Czerwone alerty przed upałem obowiązują na północy Półwyspu Iberyjskiego. W niedzielę termometry w części Kraju Basków mogą pokazać ponad 40 stopni Celsjusza - rzadko kiedy jest tam aż tak gorąco. To czwarty tego lata alert przed gorącem wydany w Hiszpanii.
Hiszpańska agencja meteorologiczna AEMET wydała na niedzielę czerwone ostrzeżenia przed "ekstremalnym niebezpieczeństwem" dla części Kantabrii i Kraju Basków. Temperatura ma tam wzrosnąć powyżej 40 stopni Celsjusza, co jest rzadkim zjawiskiem na północy Półwyspu Iberyjskiego - w Bilbao średnia wartość maksymalna dla sierpnia wynosi 26 st. C. Po południu upał ma nieco zelżeć, ale na wybrzeżu spodziewane są sztormowe warunki.

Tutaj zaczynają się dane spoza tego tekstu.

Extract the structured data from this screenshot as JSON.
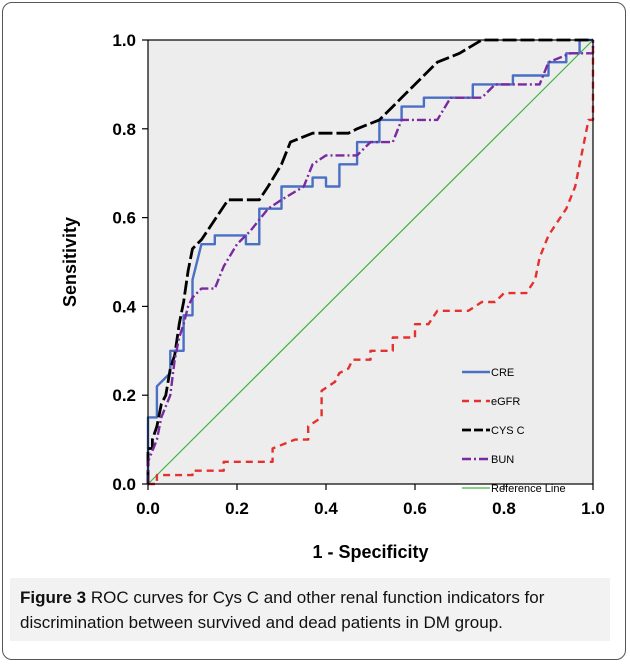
{
  "caption": {
    "label": "Figure 3",
    "text": "ROC curves for Cys C and other renal function indicators for discrimination between survived and dead patients in DM group."
  },
  "chart_data": {
    "type": "line",
    "title": "",
    "xlabel": "1 - Specificity",
    "ylabel": "Sensitivity",
    "xlim": [
      0,
      1
    ],
    "ylim": [
      0,
      1
    ],
    "x_ticks": [
      "0.0",
      "0.2",
      "0.4",
      "0.6",
      "0.8",
      "1.0"
    ],
    "y_ticks": [
      "0.0",
      "0.2",
      "0.4",
      "0.6",
      "0.8",
      "1.0"
    ],
    "grid": false,
    "plot_background": "#ededed",
    "legend_position": "bottom-right",
    "series": [
      {
        "name": "CRE",
        "color": "#4a6fc4",
        "dash": "solid",
        "points": [
          [
            0,
            0
          ],
          [
            0,
            0.15
          ],
          [
            0.02,
            0.15
          ],
          [
            0.02,
            0.22
          ],
          [
            0.05,
            0.25
          ],
          [
            0.05,
            0.3
          ],
          [
            0.08,
            0.3
          ],
          [
            0.08,
            0.38
          ],
          [
            0.1,
            0.38
          ],
          [
            0.1,
            0.46
          ],
          [
            0.12,
            0.54
          ],
          [
            0.15,
            0.54
          ],
          [
            0.15,
            0.56
          ],
          [
            0.22,
            0.56
          ],
          [
            0.22,
            0.54
          ],
          [
            0.25,
            0.54
          ],
          [
            0.25,
            0.62
          ],
          [
            0.3,
            0.62
          ],
          [
            0.3,
            0.67
          ],
          [
            0.37,
            0.67
          ],
          [
            0.37,
            0.69
          ],
          [
            0.4,
            0.69
          ],
          [
            0.4,
            0.67
          ],
          [
            0.43,
            0.67
          ],
          [
            0.43,
            0.72
          ],
          [
            0.47,
            0.72
          ],
          [
            0.47,
            0.77
          ],
          [
            0.52,
            0.77
          ],
          [
            0.52,
            0.82
          ],
          [
            0.57,
            0.82
          ],
          [
            0.57,
            0.85
          ],
          [
            0.62,
            0.85
          ],
          [
            0.62,
            0.87
          ],
          [
            0.73,
            0.87
          ],
          [
            0.73,
            0.9
          ],
          [
            0.82,
            0.9
          ],
          [
            0.82,
            0.92
          ],
          [
            0.9,
            0.92
          ],
          [
            0.9,
            0.95
          ],
          [
            0.94,
            0.95
          ],
          [
            0.94,
            0.97
          ],
          [
            0.97,
            0.97
          ],
          [
            0.97,
            1.0
          ],
          [
            1.0,
            1.0
          ]
        ]
      },
      {
        "name": "eGFR",
        "color": "#e53030",
        "dash": "dashed",
        "points": [
          [
            0,
            0
          ],
          [
            0.02,
            0
          ],
          [
            0.02,
            0.02
          ],
          [
            0.1,
            0.02
          ],
          [
            0.1,
            0.03
          ],
          [
            0.17,
            0.03
          ],
          [
            0.17,
            0.05
          ],
          [
            0.28,
            0.05
          ],
          [
            0.28,
            0.08
          ],
          [
            0.33,
            0.1
          ],
          [
            0.36,
            0.1
          ],
          [
            0.36,
            0.13
          ],
          [
            0.39,
            0.15
          ],
          [
            0.39,
            0.21
          ],
          [
            0.42,
            0.23
          ],
          [
            0.43,
            0.25
          ],
          [
            0.45,
            0.26
          ],
          [
            0.46,
            0.28
          ],
          [
            0.5,
            0.28
          ],
          [
            0.5,
            0.3
          ],
          [
            0.55,
            0.3
          ],
          [
            0.55,
            0.33
          ],
          [
            0.6,
            0.33
          ],
          [
            0.6,
            0.36
          ],
          [
            0.63,
            0.36
          ],
          [
            0.65,
            0.39
          ],
          [
            0.72,
            0.39
          ],
          [
            0.75,
            0.41
          ],
          [
            0.78,
            0.41
          ],
          [
            0.8,
            0.43
          ],
          [
            0.85,
            0.43
          ],
          [
            0.87,
            0.46
          ],
          [
            0.88,
            0.51
          ],
          [
            0.9,
            0.56
          ],
          [
            0.92,
            0.59
          ],
          [
            0.94,
            0.62
          ],
          [
            0.96,
            0.67
          ],
          [
            0.97,
            0.72
          ],
          [
            0.98,
            0.77
          ],
          [
            0.99,
            0.82
          ],
          [
            1.0,
            0.82
          ],
          [
            1.0,
            1.0
          ]
        ]
      },
      {
        "name": "CYS C",
        "color": "#000000",
        "dash": "longdash",
        "points": [
          [
            0,
            0
          ],
          [
            0,
            0.08
          ],
          [
            0.01,
            0.08
          ],
          [
            0.01,
            0.1
          ],
          [
            0.02,
            0.13
          ],
          [
            0.03,
            0.18
          ],
          [
            0.04,
            0.2
          ],
          [
            0.05,
            0.26
          ],
          [
            0.06,
            0.29
          ],
          [
            0.07,
            0.36
          ],
          [
            0.08,
            0.41
          ],
          [
            0.09,
            0.48
          ],
          [
            0.1,
            0.53
          ],
          [
            0.12,
            0.55
          ],
          [
            0.14,
            0.58
          ],
          [
            0.18,
            0.64
          ],
          [
            0.25,
            0.64
          ],
          [
            0.27,
            0.67
          ],
          [
            0.3,
            0.72
          ],
          [
            0.32,
            0.77
          ],
          [
            0.37,
            0.79
          ],
          [
            0.45,
            0.79
          ],
          [
            0.47,
            0.8
          ],
          [
            0.52,
            0.82
          ],
          [
            0.55,
            0.85
          ],
          [
            0.57,
            0.87
          ],
          [
            0.6,
            0.9
          ],
          [
            0.62,
            0.92
          ],
          [
            0.65,
            0.95
          ],
          [
            0.7,
            0.97
          ],
          [
            0.75,
            1.0
          ],
          [
            1.0,
            1.0
          ]
        ]
      },
      {
        "name": "BUN",
        "color": "#7a2aa0",
        "dash": "dashdot",
        "points": [
          [
            0,
            0
          ],
          [
            0,
            0.05
          ],
          [
            0.02,
            0.1
          ],
          [
            0.03,
            0.15
          ],
          [
            0.05,
            0.2
          ],
          [
            0.06,
            0.28
          ],
          [
            0.07,
            0.33
          ],
          [
            0.08,
            0.36
          ],
          [
            0.09,
            0.4
          ],
          [
            0.1,
            0.42
          ],
          [
            0.12,
            0.44
          ],
          [
            0.15,
            0.44
          ],
          [
            0.17,
            0.49
          ],
          [
            0.2,
            0.54
          ],
          [
            0.23,
            0.57
          ],
          [
            0.27,
            0.62
          ],
          [
            0.3,
            0.64
          ],
          [
            0.35,
            0.67
          ],
          [
            0.37,
            0.72
          ],
          [
            0.4,
            0.74
          ],
          [
            0.47,
            0.74
          ],
          [
            0.5,
            0.77
          ],
          [
            0.55,
            0.77
          ],
          [
            0.57,
            0.82
          ],
          [
            0.65,
            0.82
          ],
          [
            0.68,
            0.87
          ],
          [
            0.75,
            0.87
          ],
          [
            0.78,
            0.9
          ],
          [
            0.88,
            0.9
          ],
          [
            0.9,
            0.95
          ],
          [
            0.95,
            0.97
          ],
          [
            1.0,
            0.97
          ],
          [
            1.0,
            1.0
          ]
        ]
      },
      {
        "name": "Reference Line",
        "color": "#3cb43c",
        "dash": "solid",
        "points": [
          [
            0,
            0
          ],
          [
            1,
            1
          ]
        ]
      }
    ]
  }
}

Pomarańczowe ostrzeżenia przed skwarem obowiązują w wielu innych regionach na północy, południu i w centralnej części półwyspu, a w większości kraju - żółte alarmy.
Zabójcze gorąco
Już sobota okazała się jednym z najgorętszych dni w roku. W kilkunastu prowincjach temperatura przekroczyła 40 st. C, a w mieście Merida termometry pokazały blisko 42 st. C. Gorąco, bo ponad 39 stopni, było także w stolicy Hiszpanii. Mimo to mieszkańcy Madrytu i turyści wyszli na ulice, stawiając czoła upałowi. Ludzie szukali schronienia w cieniu, ale niektórzy zdecydowali się na spacery, wachlując się i popijając chłodne napoje.

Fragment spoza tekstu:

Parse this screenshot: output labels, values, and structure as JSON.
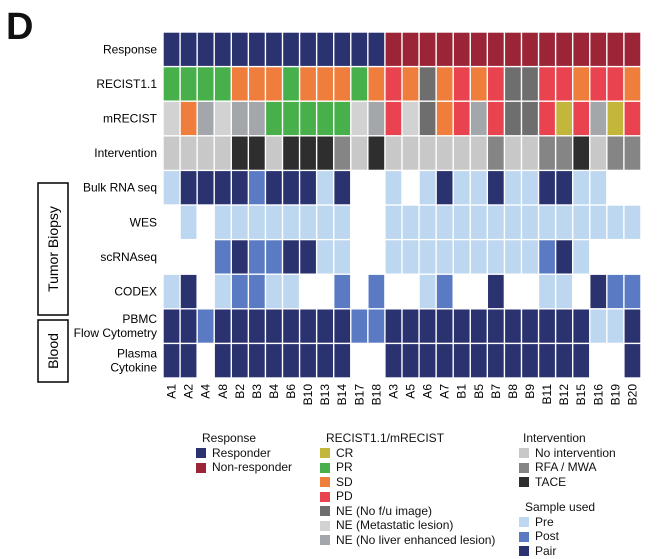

Dziennik "El Pais" przypomniał, że to czwarty tego lata alert dotyczący wysokiej temperatury wydany przez AEMET. W dużej części kraju od kilku tygodni na termometrach obserwowane są niebezpieczne dla zdrowia wartości. Według danych Instytutu Zdrowia Carlosa III, tego lata upały spowodowały śmierć 1388 osób.
Wartość ta może być jednak niedoszacowana - latem 2023 r. Instytut ocenił liczbę ofiar śmiertelnych gorąca na około 3000, ale według modelu statystycznego opracowanego przez badaczy z hiszpańskiej Wyższej Rady Badań Naukowych przez gorąco mogło zginąć nawet 11 tysięcy osób.